Géraldine : Benighted Soul est un groupe qui existe depuis plus d’une dizaine d’années mais qui a vraiment pris un tournant en 2008. En 2007 Flavien est arrivé et c’est lui qui a pris la composition et a donné la direction au groupe. Nous n’aimons pas particulièrement être qualifiés de metal sympho, même s’il est vrai que certaines parties contiennent des orchestrations. Nous préférons dire que nous sommes un groupe de sypmho prog qui cherche vraiment à définir la musique, on a des tendances prog qui est le style de prédilection de Flavien.

Pourquoi avoir choisi ce style de musique ?

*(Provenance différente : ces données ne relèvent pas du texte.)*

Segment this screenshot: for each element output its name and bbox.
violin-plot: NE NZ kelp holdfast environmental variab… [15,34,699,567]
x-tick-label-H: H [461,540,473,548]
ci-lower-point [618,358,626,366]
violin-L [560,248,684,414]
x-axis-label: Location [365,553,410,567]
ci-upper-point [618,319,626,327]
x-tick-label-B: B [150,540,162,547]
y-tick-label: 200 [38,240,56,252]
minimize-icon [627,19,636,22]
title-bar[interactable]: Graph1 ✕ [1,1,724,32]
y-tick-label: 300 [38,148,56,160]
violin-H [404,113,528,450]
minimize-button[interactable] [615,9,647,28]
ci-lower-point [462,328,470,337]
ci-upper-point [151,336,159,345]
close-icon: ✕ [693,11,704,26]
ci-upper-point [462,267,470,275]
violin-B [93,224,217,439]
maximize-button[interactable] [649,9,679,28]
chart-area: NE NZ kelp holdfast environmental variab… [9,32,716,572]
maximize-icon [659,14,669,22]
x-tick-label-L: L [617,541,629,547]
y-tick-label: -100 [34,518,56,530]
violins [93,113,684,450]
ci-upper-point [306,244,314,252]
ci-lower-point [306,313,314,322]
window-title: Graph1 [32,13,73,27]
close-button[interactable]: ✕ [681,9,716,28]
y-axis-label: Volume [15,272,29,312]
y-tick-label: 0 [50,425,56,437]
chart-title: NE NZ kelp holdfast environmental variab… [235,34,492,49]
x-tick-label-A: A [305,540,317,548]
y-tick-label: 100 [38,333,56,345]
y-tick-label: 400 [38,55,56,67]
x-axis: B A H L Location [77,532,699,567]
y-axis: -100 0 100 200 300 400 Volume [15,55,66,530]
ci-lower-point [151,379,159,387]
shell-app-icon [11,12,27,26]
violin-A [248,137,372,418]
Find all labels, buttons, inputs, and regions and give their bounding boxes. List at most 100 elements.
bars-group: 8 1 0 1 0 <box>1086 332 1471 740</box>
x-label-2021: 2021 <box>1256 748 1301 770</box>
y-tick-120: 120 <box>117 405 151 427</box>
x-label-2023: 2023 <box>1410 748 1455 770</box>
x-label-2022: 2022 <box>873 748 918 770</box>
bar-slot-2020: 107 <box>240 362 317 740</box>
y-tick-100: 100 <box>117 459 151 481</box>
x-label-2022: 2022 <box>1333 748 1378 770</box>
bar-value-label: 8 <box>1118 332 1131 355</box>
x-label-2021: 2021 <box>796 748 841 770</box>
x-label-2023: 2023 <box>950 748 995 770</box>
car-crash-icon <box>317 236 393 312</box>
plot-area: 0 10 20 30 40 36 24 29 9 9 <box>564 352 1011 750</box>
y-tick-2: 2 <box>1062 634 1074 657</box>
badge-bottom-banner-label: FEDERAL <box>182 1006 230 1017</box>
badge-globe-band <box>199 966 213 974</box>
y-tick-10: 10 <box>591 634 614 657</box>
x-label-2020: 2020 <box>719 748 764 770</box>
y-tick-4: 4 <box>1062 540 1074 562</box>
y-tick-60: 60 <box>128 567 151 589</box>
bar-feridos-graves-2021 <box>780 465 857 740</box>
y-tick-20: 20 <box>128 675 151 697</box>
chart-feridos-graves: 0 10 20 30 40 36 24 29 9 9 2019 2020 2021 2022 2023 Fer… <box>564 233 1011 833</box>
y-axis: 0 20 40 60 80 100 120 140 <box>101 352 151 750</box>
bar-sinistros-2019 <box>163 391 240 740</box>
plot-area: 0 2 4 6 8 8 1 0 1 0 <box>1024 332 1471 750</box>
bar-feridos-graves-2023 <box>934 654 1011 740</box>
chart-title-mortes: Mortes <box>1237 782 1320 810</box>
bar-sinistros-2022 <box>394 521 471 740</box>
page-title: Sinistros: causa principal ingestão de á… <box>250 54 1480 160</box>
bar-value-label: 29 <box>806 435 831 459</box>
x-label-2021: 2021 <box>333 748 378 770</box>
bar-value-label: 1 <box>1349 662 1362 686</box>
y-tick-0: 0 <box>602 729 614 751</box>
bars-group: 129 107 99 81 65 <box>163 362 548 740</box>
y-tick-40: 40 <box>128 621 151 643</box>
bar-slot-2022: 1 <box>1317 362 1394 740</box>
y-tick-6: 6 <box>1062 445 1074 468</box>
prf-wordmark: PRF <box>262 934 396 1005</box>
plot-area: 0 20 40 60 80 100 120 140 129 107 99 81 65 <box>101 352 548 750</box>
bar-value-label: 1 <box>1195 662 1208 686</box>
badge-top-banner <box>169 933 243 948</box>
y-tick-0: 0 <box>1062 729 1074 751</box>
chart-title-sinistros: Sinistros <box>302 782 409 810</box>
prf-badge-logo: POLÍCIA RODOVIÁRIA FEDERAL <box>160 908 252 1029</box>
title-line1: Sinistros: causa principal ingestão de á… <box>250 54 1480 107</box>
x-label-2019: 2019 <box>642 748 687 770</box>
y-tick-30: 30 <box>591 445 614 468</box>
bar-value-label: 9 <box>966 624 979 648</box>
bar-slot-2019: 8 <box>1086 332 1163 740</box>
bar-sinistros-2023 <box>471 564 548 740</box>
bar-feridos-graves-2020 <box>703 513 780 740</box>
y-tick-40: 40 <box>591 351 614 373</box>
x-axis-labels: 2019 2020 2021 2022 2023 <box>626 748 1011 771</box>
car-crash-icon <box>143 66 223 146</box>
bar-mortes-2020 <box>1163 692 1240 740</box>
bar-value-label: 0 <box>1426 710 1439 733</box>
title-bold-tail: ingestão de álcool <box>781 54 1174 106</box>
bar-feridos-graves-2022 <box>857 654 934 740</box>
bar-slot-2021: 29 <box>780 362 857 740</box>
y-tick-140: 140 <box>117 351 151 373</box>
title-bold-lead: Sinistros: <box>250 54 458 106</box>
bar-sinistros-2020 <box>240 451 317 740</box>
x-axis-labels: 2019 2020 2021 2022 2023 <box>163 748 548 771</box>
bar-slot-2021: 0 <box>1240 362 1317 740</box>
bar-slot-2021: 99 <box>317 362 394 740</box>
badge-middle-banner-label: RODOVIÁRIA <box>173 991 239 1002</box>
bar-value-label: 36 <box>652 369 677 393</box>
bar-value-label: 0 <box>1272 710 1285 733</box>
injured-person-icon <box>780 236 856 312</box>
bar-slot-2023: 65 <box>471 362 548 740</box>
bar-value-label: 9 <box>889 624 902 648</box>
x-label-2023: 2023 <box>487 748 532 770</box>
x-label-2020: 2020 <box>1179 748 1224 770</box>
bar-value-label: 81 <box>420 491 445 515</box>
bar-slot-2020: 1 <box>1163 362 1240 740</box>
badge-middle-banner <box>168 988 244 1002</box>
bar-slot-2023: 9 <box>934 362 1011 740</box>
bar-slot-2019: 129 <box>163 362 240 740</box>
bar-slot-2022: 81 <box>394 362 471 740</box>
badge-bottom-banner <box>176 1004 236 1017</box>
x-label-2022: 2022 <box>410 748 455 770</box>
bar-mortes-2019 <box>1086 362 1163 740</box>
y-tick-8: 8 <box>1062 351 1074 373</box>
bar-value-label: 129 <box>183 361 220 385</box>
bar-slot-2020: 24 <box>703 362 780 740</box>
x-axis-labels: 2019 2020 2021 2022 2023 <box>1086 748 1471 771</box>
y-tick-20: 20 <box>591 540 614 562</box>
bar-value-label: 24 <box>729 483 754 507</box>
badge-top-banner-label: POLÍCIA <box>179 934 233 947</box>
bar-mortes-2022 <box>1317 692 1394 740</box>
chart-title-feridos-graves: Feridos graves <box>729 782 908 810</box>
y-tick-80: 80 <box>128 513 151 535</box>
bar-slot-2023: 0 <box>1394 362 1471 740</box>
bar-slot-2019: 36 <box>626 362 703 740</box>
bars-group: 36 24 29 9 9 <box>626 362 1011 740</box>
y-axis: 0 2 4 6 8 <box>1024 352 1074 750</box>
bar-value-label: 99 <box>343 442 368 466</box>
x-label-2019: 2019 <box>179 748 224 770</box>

Géraldine : Quand le groupe a commencé en 2003 c’était la grande époque Nightwish. Epica commençait aussi à ce moment-là, Within Temptation était déjà bien lancé. Il y avait un certain nombre de groupes qui commençaient à émerger et on s’est inscrit dans cette lignée-là. Comme beaucoup au départ, qui cherchent à faire ce que les autres groupes font. Ensuite avec de l’expérience et quand on sait s’entourer, on prend notre propre lignée esthétique. Dans un premier temps j’ai voulu créer un groupe de metal symphonique car j’adorais Nightwish, puis j’ai rencontré Jérémie à un concert de Dream Theatre, les influences prog étaient déjà là (rire) comme quoi…Puis au fur et à mesure nous avons suivi notre propre voie.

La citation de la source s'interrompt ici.